QUATRIÈME PARTIE[1].


Nous quittâmes enfin Paris le 15 juillet, sans que Césarine eût revu Paul ni Marguerite. Mireval était, par le comfort élégant du château, la beauté des eaux et des ombrages, un lieu de délices, à quelques heures de Paris. M. Dietrich faisait de grands frais pour améliorer l’agriculture : il y dépensait beaucoup plus d’argent qu’il n’en recueillait, et il faisait de bonne grâce et de bonne volonté ces sacrifices pour l’amour de la science et le progrès des habitans. Il était réellement le bienfaiteur du pays, et cependant sans le charme et l’habileté de sa fille il n’eût point été aimé. Son excessive modestie, son désintéressement absolu de toute ambition personnelle, imprimaient k son langage et à ses manières une dignité froide qui pouvait passer aux yeux prévenus pour la raideur de l’orgueil.
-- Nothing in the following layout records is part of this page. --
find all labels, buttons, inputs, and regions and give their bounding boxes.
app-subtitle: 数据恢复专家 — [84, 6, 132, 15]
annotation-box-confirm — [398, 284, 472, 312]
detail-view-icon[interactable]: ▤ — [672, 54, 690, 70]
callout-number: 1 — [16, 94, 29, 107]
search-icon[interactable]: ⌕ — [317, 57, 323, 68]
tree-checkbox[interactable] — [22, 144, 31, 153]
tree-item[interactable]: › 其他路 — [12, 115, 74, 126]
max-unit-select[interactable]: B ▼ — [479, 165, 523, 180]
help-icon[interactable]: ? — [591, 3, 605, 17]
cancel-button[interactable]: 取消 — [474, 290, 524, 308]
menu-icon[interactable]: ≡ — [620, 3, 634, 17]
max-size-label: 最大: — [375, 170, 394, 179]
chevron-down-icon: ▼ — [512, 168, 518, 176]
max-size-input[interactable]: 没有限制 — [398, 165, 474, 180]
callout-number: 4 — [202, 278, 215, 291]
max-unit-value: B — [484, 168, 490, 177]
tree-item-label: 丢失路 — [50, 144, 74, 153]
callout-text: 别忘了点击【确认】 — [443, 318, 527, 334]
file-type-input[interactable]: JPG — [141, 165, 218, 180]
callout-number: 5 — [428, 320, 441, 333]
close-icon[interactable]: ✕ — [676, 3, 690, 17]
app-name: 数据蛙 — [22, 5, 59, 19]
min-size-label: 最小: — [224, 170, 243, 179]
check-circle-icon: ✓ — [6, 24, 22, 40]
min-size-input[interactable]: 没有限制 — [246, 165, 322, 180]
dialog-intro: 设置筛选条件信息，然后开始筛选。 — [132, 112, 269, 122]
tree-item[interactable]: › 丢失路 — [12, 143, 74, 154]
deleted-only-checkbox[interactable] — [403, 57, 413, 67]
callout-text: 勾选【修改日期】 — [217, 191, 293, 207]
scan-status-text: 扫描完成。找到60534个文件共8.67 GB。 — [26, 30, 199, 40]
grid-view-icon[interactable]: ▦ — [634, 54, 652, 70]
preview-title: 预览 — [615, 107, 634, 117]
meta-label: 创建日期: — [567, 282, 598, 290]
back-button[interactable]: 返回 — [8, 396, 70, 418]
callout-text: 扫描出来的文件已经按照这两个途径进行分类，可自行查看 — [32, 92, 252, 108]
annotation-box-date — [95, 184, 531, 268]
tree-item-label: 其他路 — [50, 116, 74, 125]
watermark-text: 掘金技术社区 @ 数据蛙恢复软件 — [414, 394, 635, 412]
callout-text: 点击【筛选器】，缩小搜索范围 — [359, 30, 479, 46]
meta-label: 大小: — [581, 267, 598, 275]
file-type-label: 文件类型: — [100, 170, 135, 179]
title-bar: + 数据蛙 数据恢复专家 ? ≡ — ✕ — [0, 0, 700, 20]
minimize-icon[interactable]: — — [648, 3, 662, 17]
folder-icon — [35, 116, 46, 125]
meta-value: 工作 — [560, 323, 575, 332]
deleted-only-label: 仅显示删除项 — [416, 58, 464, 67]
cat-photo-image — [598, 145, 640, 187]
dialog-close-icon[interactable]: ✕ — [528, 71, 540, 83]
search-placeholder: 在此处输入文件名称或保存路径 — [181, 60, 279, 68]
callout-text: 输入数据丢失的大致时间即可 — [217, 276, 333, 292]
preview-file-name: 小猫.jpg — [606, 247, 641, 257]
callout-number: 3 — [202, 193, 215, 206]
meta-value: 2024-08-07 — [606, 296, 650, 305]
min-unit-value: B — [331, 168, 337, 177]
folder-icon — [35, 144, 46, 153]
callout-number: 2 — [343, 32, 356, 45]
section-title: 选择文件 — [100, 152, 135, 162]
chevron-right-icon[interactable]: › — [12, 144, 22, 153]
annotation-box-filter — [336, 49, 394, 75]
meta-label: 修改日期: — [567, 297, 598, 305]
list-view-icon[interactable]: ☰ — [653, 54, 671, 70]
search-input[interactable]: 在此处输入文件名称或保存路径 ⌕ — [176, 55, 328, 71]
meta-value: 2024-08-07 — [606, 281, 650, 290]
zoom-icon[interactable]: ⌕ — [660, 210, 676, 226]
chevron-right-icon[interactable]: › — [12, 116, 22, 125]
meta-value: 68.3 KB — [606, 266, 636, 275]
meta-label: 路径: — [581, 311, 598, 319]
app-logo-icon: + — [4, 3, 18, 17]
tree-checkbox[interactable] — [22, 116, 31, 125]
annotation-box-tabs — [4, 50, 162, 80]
On l’avait haï d’abord autant par crainte que par jalousie, et puis sa droiture scrupuleuse l’avait fait respecter, son dévoûment aux intérêts communs le faisait maintenant estimer ; mais il manquait d’expansion et n’était point sympathique à la foule. Il ne désirait pas l’être ; ne cherchant aucune récompense, il trouvait la sienne dans le succès de ses efforts pour combattre l’ignorance et le préjugé. C’était vraiment un digne homme, d’un mérite solide et réel. Son manque de popularité en était la meilleure preuve.

Césarine s’affectait pourtant de voir qu’on lui préférait des notabilités médiocres ou intéressées. Elle l’avait beaucoup poussé à la

  1. Voyez la Revue du 15 août, des 1er et 15 septembre.